Dari tangan tersangka, petugas menyita 65 poket sabu dengan berat kotor 25,7 gram, beserta sejumlah barang bukti lain seperti timbangan digital, alat hisap, plastik klip, dan satu unit telepon genggam.
Kapolsek Muara Kaman IPTU Herwin, S.H., melalui laporan resminya menjelaskan, pengungkapan ini merupakan hasil pengembangan dari penangkapan sebelumnya terhadap pelaku lain berinisial H di wilayah Desa Menamang Kanan.
“Berdasarkan hasil interogasi, tersangka mengakui barang tersebut diperoleh dari SF. Tim kemudian bergerak cepat melakukan pengembangan hingga berhasil mengamankan yang bersangkutan,” jelasnya.
Pengembangan kasus berlanjut hingga mengarah pada seorang pemasok berinisial A (DPO) yang diduga menjadi sumber utama peredaran narkotika. Saat dilakukan penggeledahan di kediaman terduga pelaku di wilayah Muara Bengkal, petugas menemukan barang bukti tambahan berupa 10 bal sabu dengan berat kotor 512,48 gram, dua bungkus ganja seberat 19,01 gram, serta dua paket sabu seberat 10,53 gram.

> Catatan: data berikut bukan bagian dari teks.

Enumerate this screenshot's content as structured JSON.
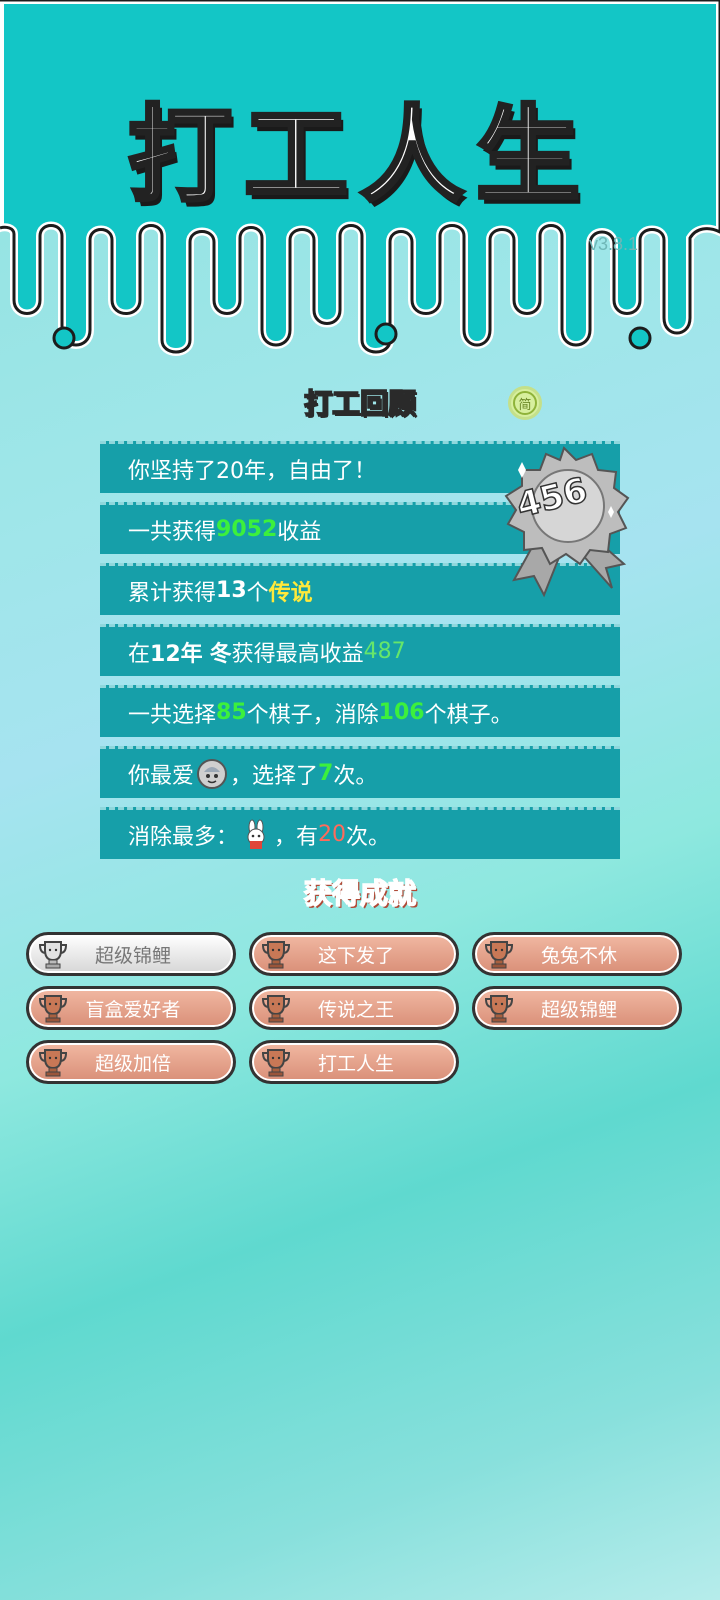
{
  "app": {
    "title": "打工人生",
    "version": "v3.8.1"
  },
  "colors": {
    "accent_teal": "#13c6c6",
    "row_bg": "#169fa9",
    "green": "#3cf03c",
    "yellow": "#ffe93b",
    "red": "#ff6b5b",
    "ach_bronze": "#d98f78"
  },
  "review": {
    "title": "打工回顾",
    "simplified_button": "简",
    "badge_number": "456",
    "rows": {
      "r1": {
        "text": "你坚持了20年，自由了！"
      },
      "r2": {
        "pre": "一共获得",
        "value": "9052",
        "post": "收益"
      },
      "r3": {
        "pre": "累计获得",
        "count": "13",
        "mid": "个",
        "tag": "传说"
      },
      "r4": {
        "pre": "在 ",
        "year": "12年",
        "season": "冬",
        "mid": " 获得最高收益",
        "value": "487"
      },
      "r5": {
        "pre": "一共选择",
        "picked": "85",
        "mid": "个棋子，消除",
        "removed": "106",
        "post": "个棋子。"
      },
      "r6": {
        "pre": "你最爱",
        "mid": "，选择了",
        "times": "7",
        "post": "次。"
      },
      "r7": {
        "pre": "消除最多：",
        "mid": "，有",
        "times": "20",
        "post": "次。"
      }
    }
  },
  "achievements": {
    "title": "获得成就",
    "items": [
      {
        "label": "超级锦鲤",
        "tier": "silver"
      },
      {
        "label": "这下发了",
        "tier": "bronze"
      },
      {
        "label": "兔兔不休",
        "tier": "bronze"
      },
      {
        "label": "盲盒爱好者",
        "tier": "bronze"
      },
      {
        "label": "传说之王",
        "tier": "bronze"
      },
      {
        "label": "超级锦鲤",
        "tier": "bronze"
      },
      {
        "label": "超级加倍",
        "tier": "bronze"
      },
      {
        "label": "打工人生",
        "tier": "bronze"
      }
    ]
  }
}
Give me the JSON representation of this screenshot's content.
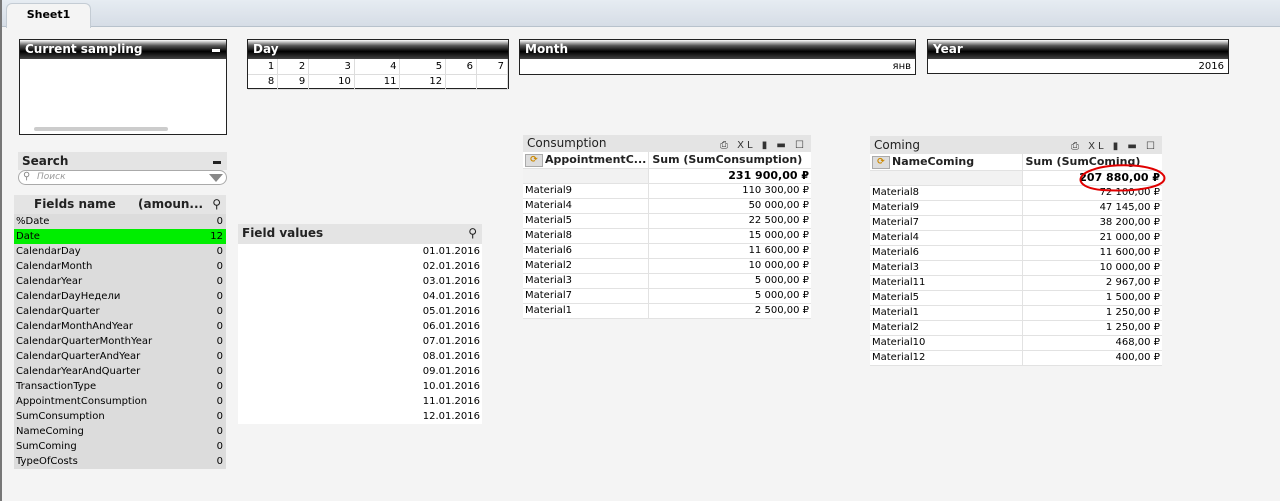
{
  "sheet_tab": "Sheet1",
  "current_sampling": {
    "title": "Current sampling"
  },
  "day": {
    "title": "Day",
    "values": [
      "1",
      "2",
      "3",
      "4",
      "5",
      "6",
      "7",
      "8",
      "9",
      "10",
      "11",
      "12",
      "",
      ""
    ]
  },
  "month": {
    "title": "Month",
    "value": "янв"
  },
  "year": {
    "title": "Year",
    "value": "2016"
  },
  "search": {
    "title": "Search",
    "placeholder": "Поиск"
  },
  "fields": {
    "col1": "Fields name",
    "col2": "(amoun...",
    "selected_color": "#00ee00",
    "rows": [
      {
        "name": "%Date",
        "count": "0"
      },
      {
        "name": "Date",
        "count": "12",
        "selected": true
      },
      {
        "name": "CalendarDay",
        "count": "0"
      },
      {
        "name": "CalendarMonth",
        "count": "0"
      },
      {
        "name": "CalendarYear",
        "count": "0"
      },
      {
        "name": "CalendarDayНедели",
        "count": "0"
      },
      {
        "name": "CalendarQuarter",
        "count": "0"
      },
      {
        "name": "CalendarMonthAndYear",
        "count": "0"
      },
      {
        "name": "CalendarQuarterMonthYear",
        "count": "0"
      },
      {
        "name": "CalendarQuarterAndYear",
        "count": "0"
      },
      {
        "name": "CalendarYearAndQuarter",
        "count": "0"
      },
      {
        "name": "TransactionType",
        "count": "0"
      },
      {
        "name": "AppointmentConsumption",
        "count": "0"
      },
      {
        "name": "SumConsumption",
        "count": "0"
      },
      {
        "name": "NameComing",
        "count": "0"
      },
      {
        "name": "SumComing",
        "count": "0"
      },
      {
        "name": "TypeOfCosts",
        "count": "0"
      }
    ]
  },
  "field_values": {
    "title": "Field values",
    "values": [
      "01.01.2016",
      "02.01.2016",
      "03.01.2016",
      "04.01.2016",
      "05.01.2016",
      "06.01.2016",
      "07.01.2016",
      "08.01.2016",
      "09.01.2016",
      "10.01.2016",
      "11.01.2016",
      "12.01.2016"
    ]
  },
  "consumption": {
    "title": "Consumption",
    "icons": "XL",
    "col1": "AppointmentC...",
    "col2": "Sum (SumConsumption)",
    "total": "231 900,00 ₽",
    "rows": [
      {
        "name": "Material9",
        "value": "110 300,00 ₽"
      },
      {
        "name": "Material4",
        "value": "50 000,00 ₽"
      },
      {
        "name": "Material5",
        "value": "22 500,00 ₽"
      },
      {
        "name": "Material8",
        "value": "15 000,00 ₽"
      },
      {
        "name": "Material6",
        "value": "11 600,00 ₽"
      },
      {
        "name": "Material2",
        "value": "10 000,00 ₽"
      },
      {
        "name": "Material3",
        "value": "5 000,00 ₽"
      },
      {
        "name": "Material7",
        "value": "5 000,00 ₽"
      },
      {
        "name": "Material1",
        "value": "2 500,00 ₽"
      }
    ]
  },
  "coming": {
    "title": "Coming",
    "icons": "XL",
    "col1": "NameComing",
    "col2": "Sum (SumComing)",
    "total": "207 880,00 ₽",
    "annotation_color": "#e00000",
    "rows": [
      {
        "name": "Material8",
        "value": "72 100,00 ₽"
      },
      {
        "name": "Material9",
        "value": "47 145,00 ₽"
      },
      {
        "name": "Material7",
        "value": "38 200,00 ₽"
      },
      {
        "name": "Material4",
        "value": "21 000,00 ₽"
      },
      {
        "name": "Material6",
        "value": "11 600,00 ₽"
      },
      {
        "name": "Material3",
        "value": "10 000,00 ₽"
      },
      {
        "name": "Material11",
        "value": "2 967,00 ₽"
      },
      {
        "name": "Material5",
        "value": "1 500,00 ₽"
      },
      {
        "name": "Material1",
        "value": "1 250,00 ₽"
      },
      {
        "name": "Material2",
        "value": "1 250,00 ₽"
      },
      {
        "name": "Material10",
        "value": "468,00 ₽"
      },
      {
        "name": "Material12",
        "value": "400,00 ₽"
      }
    ]
  }
}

Namun, saat penggerebekan, pelaku A tidak berada di lokasi dan hingga kini masih dalam pengejaran aparat kepolisian.
Atas perbuatannya, tersangka dijerat Pasal 114 ayat (1) Undang-Undang Nomor 35 Tahun 2009 tentang Narkotika junto Pasal 132 ayat (1) dengan ancaman pidana berat.
Saat ini, tersangka beserta barang bukti telah diamankan di Polsek Muara Kaman untuk proses hukum lebih lanjut, sementara polisi terus melakukan pengembangan guna membongkar jaringan yang lebih luas.